Despite these limitations, we have used a robust cohort to describe the risk for critical care for newborns with COVID-19 with a comparison to newborns without COVID-19 using a large database of hospital-discharge data from geographically diverse hospitals across the United States. Our ventilation support risk analyses were sensitive to the threshold chosen for the gestational age strata, but there were not enough data to report the risk of ventilation support among newborns born 32–34 gestational weeks alone.
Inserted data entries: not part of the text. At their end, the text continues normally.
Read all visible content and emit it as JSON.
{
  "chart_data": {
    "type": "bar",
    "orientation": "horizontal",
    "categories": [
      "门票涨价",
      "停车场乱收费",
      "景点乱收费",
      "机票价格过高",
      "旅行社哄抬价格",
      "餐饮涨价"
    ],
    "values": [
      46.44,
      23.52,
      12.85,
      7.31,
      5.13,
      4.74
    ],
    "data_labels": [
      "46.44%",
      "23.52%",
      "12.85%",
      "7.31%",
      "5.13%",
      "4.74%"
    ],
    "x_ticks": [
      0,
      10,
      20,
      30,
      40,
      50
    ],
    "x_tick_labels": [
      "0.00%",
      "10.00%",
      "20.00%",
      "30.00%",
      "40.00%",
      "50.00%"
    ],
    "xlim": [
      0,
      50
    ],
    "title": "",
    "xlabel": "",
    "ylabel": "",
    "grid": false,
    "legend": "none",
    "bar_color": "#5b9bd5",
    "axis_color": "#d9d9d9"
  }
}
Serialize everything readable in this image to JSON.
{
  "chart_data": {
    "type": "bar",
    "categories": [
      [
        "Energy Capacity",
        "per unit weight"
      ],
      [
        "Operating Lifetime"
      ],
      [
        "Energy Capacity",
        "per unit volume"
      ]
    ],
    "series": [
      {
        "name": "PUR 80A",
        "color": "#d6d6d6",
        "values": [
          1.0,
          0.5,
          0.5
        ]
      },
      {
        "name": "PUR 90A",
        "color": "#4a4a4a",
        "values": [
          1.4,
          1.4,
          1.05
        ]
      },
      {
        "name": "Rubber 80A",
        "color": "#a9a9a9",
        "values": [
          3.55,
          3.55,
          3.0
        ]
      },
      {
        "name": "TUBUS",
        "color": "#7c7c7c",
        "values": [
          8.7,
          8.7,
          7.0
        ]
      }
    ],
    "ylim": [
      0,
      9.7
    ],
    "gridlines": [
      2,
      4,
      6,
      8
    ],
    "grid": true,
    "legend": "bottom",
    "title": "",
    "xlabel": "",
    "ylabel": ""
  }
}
Further analysis is needed to assess the risk of ventilation support for this group. Additionally, studies are needed to assess for potential additional long-term impacts of COVID-19 on newborns.

Conclusions

In this retrospective cohort study, COVID-19 during the birth hospitalization was rare, and the majority of newborns with COVID-19 did not require critical care in the Pre-delta, Delta, and Omicron periods. Further, for newborns with COVID-19, we observed decreased higher-level nursery admission and any ventilation risks in the Omicron period compared to prior waves of the COVID-19 pandemic, which may result from decreased disease severity from infection with the Omicron variant and increasing prevalence of maternal COVID-19 immunity. Despite this, the proportion of newborns with COVID-19 in the Omicron period was seven and three times the rates in the Pre-delta or Delta periods, respectively, and there was an increased risk for invasive ventilation for a small number of newborns which underscores the need for continued preventative measures, like maternal COVID-19 vaccination, to protect newborns against COVID-19.

Disclaimer/grant numbers

The findings and conclusions in this report are those of the authors and do not necessarily represent the official position of the Centers for Disease Control and Prevention.